Alqahtani et al. [5] report a case of symphysis pubis osteomyelitis that was misdiagnosed and progressed to bilateral adductor abscesses. Their patient was a 17-year-old with groin pain for 3 weeks and fever and chills for 2 weeks before an MRI diagnosed the problem. Operative room cultures identified group A streptococcus. Patient completed a total of 6 weeks of antibiotics and made full recovery.

Jasmijn et al. [8] and Nitsche et al. [9] report pubic symphysis septic arthritis in two previously healthy 16- and 13-year olds, respectively. Staphylococcus aureus was isolated in both of these patients. They responded well to a combination of drainage and antimicrobial therapy.

Data on managing relapsed symptoms in patients with pubic symphysis septic arthritis/osteomyelitis is extremely limited. Clinicians often resort to imaging to evaluate the relapse. However, MRI as a follow-up study for acute osteomyelitis has limitations [1015].

Visconti et al. [10] report that follow-up imaging among vertebral osteomyelitis cases with clear clinical improvement more likely shows stability or worsening bony changes rather than improvement.

Warmann et al. [11] report that both MRI and scintigraphy can reveal persistent and even additional positive signal changes at the site of infection or other locations nearby when used as follow-up studies. It is difficult to determine if these findings are reparative or are inflammatory in origin. More so, these signals can possibly be observed over a long period, during which patients may have normal serum parameters and no/nonspecific clinical symptoms. They claim that positron-emission tomography (PET)/CT may be superior to MRI in differentiating repair from ongoing inflammation. Lee et al. [12] report fluorodeoxyglucose PET as the most sensitive radionuclide modality for evaluating chronic osteomyelitis.

Gilliams et al. [13], Zarrouk et al. [14], and Baxi et al. [15] report that imaging abnormalities on MRI can persist despite clinical improvement. Routine follow-up MRI did not seem to correlate with clinical follow-up among patients with spinal infections.

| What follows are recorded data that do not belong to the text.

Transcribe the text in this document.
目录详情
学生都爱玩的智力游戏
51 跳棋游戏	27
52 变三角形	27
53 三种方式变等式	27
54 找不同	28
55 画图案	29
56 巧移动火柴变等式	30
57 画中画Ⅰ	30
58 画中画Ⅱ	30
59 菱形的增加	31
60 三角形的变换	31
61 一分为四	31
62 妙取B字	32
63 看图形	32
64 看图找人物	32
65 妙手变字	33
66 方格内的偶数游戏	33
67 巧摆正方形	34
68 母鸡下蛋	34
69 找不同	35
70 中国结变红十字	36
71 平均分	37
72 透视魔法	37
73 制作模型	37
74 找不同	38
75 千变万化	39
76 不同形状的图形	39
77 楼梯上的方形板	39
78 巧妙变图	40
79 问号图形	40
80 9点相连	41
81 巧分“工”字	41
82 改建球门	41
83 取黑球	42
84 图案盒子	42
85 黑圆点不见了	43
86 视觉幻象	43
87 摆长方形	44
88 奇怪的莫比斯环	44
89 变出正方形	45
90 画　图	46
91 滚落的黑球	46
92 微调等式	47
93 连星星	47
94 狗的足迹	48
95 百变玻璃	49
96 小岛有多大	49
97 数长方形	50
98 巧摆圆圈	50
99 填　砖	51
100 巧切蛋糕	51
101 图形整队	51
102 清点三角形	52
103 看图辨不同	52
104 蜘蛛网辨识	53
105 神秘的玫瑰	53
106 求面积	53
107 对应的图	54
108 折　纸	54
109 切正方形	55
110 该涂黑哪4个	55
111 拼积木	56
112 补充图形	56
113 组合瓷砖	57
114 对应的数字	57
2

Our patient likely improved with a combination of prolonged antibiotic therapy and local steroid injection. Of note, her MRI findings several weeks after she was off antibiotic therapy were essentially unchanged from prior appearances. At the time of this report, 12 months out from completion of antimicrobial therapy, she is pain free, NPRS-0, and is functionally back to preillness baseline. Repeat MRI scan was suggested but was not pursued due to patient preference related to the cost of the study.

4. Conclusion

Our case highlights that MRI scans are likely to remain unchanged/worsen when used as a follow-up study for acute osteomyelitis. This can be particularly challenging when patients present with relapsed symptoms and surgical access to the involved site is difficult. There is a need to evaluate other modalities such as PET/CT in this setting.

Data Availability

No data were used to support this study.

Conflicts of Interest

The author declares that there are no conflicts of interest.